Two years ago Dunne told Miningmx the downturn in the platinum business at that stage was the worst he had seen in his 27-year career. Since then – while there has been some recovery in the prices of rhodium and palladium – the price of platinum has dropped further.
So why have the platinum producers followed a strategy of continuing to churn out metal at a loss hoping for a market recovery when the obvious move would be to chop back on production? Dunne commented: “The barriers to exit from the platinum business in South Africa are just as high as the barriers to entry. We have many long-serving employees so the costs of retrenchment will be no small thing while the costs of shaft closures have to be weighed against the damage that will be done to the asset by that closure as well as the costs of re-opening it again.”
But he said the stage had now been reached where the platinum companies had to act to protect their balance sheets as well as the interests of their shareholders.
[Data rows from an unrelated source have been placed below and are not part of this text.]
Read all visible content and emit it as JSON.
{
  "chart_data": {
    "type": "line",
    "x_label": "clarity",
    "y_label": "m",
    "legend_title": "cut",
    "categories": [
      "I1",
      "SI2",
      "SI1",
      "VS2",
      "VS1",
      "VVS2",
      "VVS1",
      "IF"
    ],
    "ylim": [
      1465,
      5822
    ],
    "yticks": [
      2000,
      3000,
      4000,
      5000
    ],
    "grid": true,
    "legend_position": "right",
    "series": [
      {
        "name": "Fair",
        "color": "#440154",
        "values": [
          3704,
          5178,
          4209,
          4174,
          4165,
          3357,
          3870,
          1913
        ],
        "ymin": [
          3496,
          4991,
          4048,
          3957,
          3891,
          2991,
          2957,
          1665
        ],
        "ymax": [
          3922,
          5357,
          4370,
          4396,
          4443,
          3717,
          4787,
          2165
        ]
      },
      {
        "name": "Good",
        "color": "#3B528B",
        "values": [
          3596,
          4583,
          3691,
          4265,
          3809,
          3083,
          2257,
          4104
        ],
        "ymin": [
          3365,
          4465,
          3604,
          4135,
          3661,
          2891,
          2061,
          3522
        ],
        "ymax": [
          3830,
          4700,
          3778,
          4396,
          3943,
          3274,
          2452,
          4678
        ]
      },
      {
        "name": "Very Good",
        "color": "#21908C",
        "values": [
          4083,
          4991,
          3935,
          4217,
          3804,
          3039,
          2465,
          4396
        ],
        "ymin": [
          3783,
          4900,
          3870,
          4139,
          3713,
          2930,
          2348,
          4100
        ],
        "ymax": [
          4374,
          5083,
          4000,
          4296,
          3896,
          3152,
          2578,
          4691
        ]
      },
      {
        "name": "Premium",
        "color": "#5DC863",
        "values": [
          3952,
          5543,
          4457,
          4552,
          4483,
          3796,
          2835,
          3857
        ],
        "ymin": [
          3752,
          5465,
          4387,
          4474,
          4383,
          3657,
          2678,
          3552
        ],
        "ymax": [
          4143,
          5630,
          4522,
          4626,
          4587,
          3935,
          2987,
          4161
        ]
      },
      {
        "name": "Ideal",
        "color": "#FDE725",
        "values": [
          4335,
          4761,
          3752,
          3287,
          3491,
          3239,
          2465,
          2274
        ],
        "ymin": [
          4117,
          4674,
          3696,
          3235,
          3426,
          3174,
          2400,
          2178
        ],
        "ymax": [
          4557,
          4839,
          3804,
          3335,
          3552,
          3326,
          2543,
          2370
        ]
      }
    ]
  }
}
Asked about the likely political consequences – given previous government backlashes against companies like Anglo American Platinum when they announced major restructuring and retrenchment plans, Dunne replied: “Where the market is at the moment economic considerations outweigh most other considerations.”
Implats has just refinanced some R5bn worth of convertible bonds that were due in 2018 relieving short-term financial pressure albeit at a higher annual interest charge. The group managed that just in time ahead of the release of the draft third Mining Charter as a result of which “capital markets are now closed”, according to Noah Capital analyst Rene Hochreiter who added that, with more ratings agency downgrades coming “… it will be impossible to raise cash for these companies – Lonmin, Impala and Anglo Platinum’s former Rustenburg section which is now owned by Sibanye”.
In Hochreiter’s view “…shaft closures are now imminent with the latest Mining Charter providing a perfect opportunity to retrench”.
Implats’ stated strategy is develop three new major shafts – 20, 16 and 17 – which have been designed as replacement shafts for existing older infrastructure so as to create “…a more concentrated mining operation with access to new modern shaft complexes making better use of the invested, fixed cost base with higher mining efficiencies and lower unit costs”.
Tight finances have already forced management to focus on construction of the 16 and 20 shafts at the expense of 17 shaft where development has so far been delayed 18 months from the plan announced in February 2015.
Shaft closures are now imminent with the latest Mining Charter providing a perfect opportunity to retrench – René Hochreiter
Hochreiter reckons that Muller will take advantage of the latest draft Mining Charter to start Section 189 restructuring processes and chop back on loss-making shafts. Currently the Impala lease operations at Rustenburg produce some 650,000 ounces of platinum annually, but Hochreiter reckons some 300,000 oz of that output is not payable at current platinum price levels and will be phased out as the new shafts are brought on line.
Hochreiter also reckons that cuts in annual platinum production of between 200,000 oz and 300,000 oz are likely at both Lonmin and Sibanye’s Rustenburg operations.
But Muller has one pillar of support and, ironically, it’s from assets for which Implats has received absolutely no recognition in its share price – until now – because of their location in Zimbabwe where Implats owns 87% of Zimplats and 50% of Mimosa.
Despite all the economic and political grief of operating in Zimbabwe over the past decade, those two operations have consistently been the most profitable in Implats’ stable because they are mechanised and staffed by a skilled workforce that is motivated and keen to work.
The two operations account for about 25% of Implats’ annual refined production but, according to Hochreiter, currently constitute 59% of the value of the Implats shares price calculated on a “sum of the parts” valuation on five-year cash flow. Go figure!